I know we can make a really fun app where parents and older folks can help kids learn by playing; building fact-by-fact a valuable resource at the British Library, for one. A learning child is a torrent of cognitive processing. Let a stream of that raw learning energy run through the FactMiners game at the British Library Image Collection and you'd have critical mass in a Fact Cloud faster than you can say, "Danger, Will Robinson!"

And where might this lead? Well, where this all might lead Big Picture wise is beyond the scope of this post. But I can see it leading to a new, previously unimagined game to add to the mix of social games available to FactMiners players... and it's a bit of a doozy. :-)
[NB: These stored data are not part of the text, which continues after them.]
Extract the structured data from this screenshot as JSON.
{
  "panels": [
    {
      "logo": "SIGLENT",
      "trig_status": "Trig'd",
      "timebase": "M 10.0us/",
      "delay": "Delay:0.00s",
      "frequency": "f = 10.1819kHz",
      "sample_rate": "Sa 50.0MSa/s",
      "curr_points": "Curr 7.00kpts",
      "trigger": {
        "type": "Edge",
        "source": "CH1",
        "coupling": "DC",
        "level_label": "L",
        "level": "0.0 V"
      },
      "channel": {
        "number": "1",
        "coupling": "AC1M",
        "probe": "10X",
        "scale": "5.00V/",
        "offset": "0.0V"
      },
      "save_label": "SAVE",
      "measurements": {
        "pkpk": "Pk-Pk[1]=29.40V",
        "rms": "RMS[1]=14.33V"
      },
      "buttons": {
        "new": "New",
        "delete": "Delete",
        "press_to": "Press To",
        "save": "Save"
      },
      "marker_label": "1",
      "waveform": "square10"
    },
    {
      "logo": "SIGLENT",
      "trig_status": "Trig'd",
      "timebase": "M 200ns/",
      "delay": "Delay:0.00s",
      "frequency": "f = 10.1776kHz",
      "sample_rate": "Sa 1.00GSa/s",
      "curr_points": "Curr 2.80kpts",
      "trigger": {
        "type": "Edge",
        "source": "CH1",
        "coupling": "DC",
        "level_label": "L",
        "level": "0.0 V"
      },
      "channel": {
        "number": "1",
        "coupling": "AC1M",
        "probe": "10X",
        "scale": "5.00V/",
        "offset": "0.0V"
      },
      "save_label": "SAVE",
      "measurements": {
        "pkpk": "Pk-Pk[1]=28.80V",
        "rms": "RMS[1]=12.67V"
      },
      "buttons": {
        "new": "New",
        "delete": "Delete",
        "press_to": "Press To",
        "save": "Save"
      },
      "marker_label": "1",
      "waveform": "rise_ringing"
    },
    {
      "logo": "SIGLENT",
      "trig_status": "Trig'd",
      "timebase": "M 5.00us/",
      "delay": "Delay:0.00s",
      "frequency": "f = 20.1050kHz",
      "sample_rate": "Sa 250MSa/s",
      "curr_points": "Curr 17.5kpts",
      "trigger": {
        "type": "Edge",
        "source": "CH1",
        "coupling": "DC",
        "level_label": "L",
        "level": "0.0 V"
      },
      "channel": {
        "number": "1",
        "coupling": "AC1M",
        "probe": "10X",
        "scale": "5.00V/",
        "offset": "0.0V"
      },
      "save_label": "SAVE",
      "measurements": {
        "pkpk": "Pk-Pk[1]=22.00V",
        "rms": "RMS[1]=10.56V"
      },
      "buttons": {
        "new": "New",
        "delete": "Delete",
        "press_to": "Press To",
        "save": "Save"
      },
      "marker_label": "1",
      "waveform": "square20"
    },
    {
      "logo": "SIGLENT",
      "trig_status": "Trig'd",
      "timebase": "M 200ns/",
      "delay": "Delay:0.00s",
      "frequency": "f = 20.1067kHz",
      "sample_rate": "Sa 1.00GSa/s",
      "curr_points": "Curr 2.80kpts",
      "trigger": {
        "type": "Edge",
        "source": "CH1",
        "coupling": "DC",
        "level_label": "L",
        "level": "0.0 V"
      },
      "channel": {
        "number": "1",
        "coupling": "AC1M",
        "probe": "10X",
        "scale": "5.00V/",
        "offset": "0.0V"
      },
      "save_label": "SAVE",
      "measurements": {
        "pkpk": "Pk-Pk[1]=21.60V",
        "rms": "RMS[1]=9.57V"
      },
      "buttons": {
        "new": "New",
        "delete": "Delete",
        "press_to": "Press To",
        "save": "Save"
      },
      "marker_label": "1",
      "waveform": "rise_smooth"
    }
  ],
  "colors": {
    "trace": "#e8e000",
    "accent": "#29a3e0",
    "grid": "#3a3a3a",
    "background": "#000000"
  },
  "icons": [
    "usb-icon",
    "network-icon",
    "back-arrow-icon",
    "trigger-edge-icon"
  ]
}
If the British Library creates a FactMiners Fact Cloud Companion to its Image Collection, and if that Fact Cloud becomes useful to robots (machine-learning programs) as a vision-learning resource, I can see where we would want to add a 'Seeing Eye Child' Robot Adoption Agency Game to the FactMiners game plug-ins. What would that game be like?


Well, as good as an Image Collection Fact Cloud might be to learn from, and as smart as a machine-learning program might be as a learner, a robot's learning to see isn't likely to be a fully automated process. So we create a game where one or more kids 'adopt' a robot/machine-learning program to help it learn. In this case, the FactMiners player would gain experience points, badges, etc. by being available for 'vision training' sessions with the adopted robot. The FactMiners player is, in effect, the referee and coach to the robot as it learns to see.

It doesn't take much imagination to see how this could lead to schools fielding teams in contests to take a 'stock' robot/machine-learning-program and train it to enter various vision recognition challenges. And when I let my imagination run with these ideas, it gets very interesting real fast. But any run, even of one's imagination, starts with a first step.

Will we get a chance to make a Fact Cloud Companion to the British Library Image Collection? I don't know. This week the British Library took a million first steps toward making their vast digital image collection available to all for free. Perhaps the first step of posting this article will lead us on a path where we will have some serious fun working with the Library to help kids who help robots learn to see and understand our world.

--Jim Salmons--
Cedar Rapids, Iowa USA

Update: An encouraging reply of exploratory interest from the good folks at the British Library Labs has juiced my motivation to further explore the potential for the 'Seeing Eye Child' Robot Adoption Agency as a FactMiners plug-in game.